Woman reported fake shooter on military base to ‘trauma bond’: feds



The woman who called in a fake active shooter threat at a New Jersey military base wanted to “trauma bond” with coworkers, investigators said.

Malika Brittingham, a civilian Navy employee at Joint Base McGuire-Dix-Lakehurst, was arrested Tuesday in connection with the threat.

The Army-Navy-Air Force base around 20 miles southeast of Trenton went into lockdown for about an hour on Tuesday afternoon before an “all-clear” was given.

Brittingham texted someone around 10:15 a.m. and said she heard multiple gunshots and was hiding with other people in a closet, according to federal investigators. The text message recipient called the base’s 911 operations center and repeated Brittingham’s warning, leading to the base-wide lockdown.
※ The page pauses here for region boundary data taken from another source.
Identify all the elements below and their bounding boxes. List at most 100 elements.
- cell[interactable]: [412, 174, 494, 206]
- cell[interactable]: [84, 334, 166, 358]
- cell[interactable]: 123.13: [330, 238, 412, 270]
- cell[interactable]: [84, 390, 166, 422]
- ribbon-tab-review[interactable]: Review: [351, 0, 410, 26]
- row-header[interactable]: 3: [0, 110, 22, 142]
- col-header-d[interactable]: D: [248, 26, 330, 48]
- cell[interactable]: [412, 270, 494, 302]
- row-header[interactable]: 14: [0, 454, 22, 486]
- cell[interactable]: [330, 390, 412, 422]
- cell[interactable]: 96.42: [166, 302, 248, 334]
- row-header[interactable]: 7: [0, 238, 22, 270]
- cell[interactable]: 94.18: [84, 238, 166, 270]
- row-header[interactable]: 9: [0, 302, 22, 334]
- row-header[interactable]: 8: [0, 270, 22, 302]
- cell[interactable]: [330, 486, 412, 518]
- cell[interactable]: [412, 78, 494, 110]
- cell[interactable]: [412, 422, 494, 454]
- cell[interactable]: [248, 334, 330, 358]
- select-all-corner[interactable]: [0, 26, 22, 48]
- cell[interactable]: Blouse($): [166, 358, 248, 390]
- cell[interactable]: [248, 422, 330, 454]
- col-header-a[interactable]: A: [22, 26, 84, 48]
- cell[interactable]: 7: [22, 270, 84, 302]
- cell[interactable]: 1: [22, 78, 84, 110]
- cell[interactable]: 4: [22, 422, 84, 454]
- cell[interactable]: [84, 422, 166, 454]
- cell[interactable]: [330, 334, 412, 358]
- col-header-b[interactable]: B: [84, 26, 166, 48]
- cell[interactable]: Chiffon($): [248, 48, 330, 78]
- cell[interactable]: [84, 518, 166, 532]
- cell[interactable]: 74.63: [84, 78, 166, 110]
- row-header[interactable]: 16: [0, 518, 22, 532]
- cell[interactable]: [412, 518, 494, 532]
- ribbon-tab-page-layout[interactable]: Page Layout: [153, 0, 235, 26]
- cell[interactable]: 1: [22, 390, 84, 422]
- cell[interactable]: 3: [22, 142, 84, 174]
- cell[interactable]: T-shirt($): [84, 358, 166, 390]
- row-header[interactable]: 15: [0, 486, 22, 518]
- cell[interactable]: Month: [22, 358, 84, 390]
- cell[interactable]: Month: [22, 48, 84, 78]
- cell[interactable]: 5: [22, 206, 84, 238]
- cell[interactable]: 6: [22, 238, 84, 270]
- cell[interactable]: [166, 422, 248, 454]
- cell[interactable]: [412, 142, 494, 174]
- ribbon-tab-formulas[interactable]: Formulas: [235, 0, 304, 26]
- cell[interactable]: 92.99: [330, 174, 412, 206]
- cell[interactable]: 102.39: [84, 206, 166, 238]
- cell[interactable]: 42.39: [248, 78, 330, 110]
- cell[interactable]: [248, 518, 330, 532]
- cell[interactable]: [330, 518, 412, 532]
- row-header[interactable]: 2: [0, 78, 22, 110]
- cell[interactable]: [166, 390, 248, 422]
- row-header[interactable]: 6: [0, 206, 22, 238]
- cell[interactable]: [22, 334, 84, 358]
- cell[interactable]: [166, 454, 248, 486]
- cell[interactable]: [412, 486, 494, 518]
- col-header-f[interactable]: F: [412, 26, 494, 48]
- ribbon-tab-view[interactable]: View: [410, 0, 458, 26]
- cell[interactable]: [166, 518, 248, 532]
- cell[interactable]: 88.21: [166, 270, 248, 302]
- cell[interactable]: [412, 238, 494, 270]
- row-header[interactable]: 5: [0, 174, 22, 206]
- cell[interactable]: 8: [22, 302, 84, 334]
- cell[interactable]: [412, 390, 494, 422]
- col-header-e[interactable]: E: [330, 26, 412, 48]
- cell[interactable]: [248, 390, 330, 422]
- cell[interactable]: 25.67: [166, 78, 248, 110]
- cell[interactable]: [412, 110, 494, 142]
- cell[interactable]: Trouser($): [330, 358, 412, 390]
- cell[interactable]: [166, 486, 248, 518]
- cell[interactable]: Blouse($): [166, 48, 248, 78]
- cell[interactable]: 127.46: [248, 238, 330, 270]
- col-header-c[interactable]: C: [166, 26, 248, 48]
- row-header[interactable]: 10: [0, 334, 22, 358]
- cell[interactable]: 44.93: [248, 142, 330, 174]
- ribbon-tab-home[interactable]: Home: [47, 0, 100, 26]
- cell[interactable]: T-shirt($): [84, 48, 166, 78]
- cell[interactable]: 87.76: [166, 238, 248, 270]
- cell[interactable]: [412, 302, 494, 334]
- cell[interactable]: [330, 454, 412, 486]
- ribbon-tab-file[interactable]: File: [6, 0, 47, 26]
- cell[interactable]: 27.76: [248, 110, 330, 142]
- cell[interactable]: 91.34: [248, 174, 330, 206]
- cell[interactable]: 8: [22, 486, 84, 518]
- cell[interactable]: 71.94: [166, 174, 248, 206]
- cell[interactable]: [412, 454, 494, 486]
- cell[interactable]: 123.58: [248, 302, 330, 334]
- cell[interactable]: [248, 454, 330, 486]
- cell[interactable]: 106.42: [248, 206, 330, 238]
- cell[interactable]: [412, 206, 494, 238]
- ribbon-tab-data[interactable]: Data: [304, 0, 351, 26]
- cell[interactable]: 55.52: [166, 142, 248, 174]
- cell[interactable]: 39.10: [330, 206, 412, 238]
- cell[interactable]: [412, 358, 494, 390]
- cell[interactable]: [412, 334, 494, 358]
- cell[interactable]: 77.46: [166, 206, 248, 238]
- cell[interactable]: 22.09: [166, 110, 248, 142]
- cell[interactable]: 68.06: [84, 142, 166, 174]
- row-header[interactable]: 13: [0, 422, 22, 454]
Authorities said that when Brittingham was initially interviewed, she claimed to have only sent the text after the lockdown notice went out, ABC News reported. However, investigators determined that was not the case.

Eventually, Brittingham admitted to sending the threat because she’d been “ostracized by her co-workers and hoped that their shared experience in response to an active shooter would allow them to ‘trauma bond,’” the feds wrote in charging documents.

“This kind of senseless fear-mongering and disruption will not be tolerated in my state,” acting New Jersey U.S. Attorney Alina Habba wrote on social media.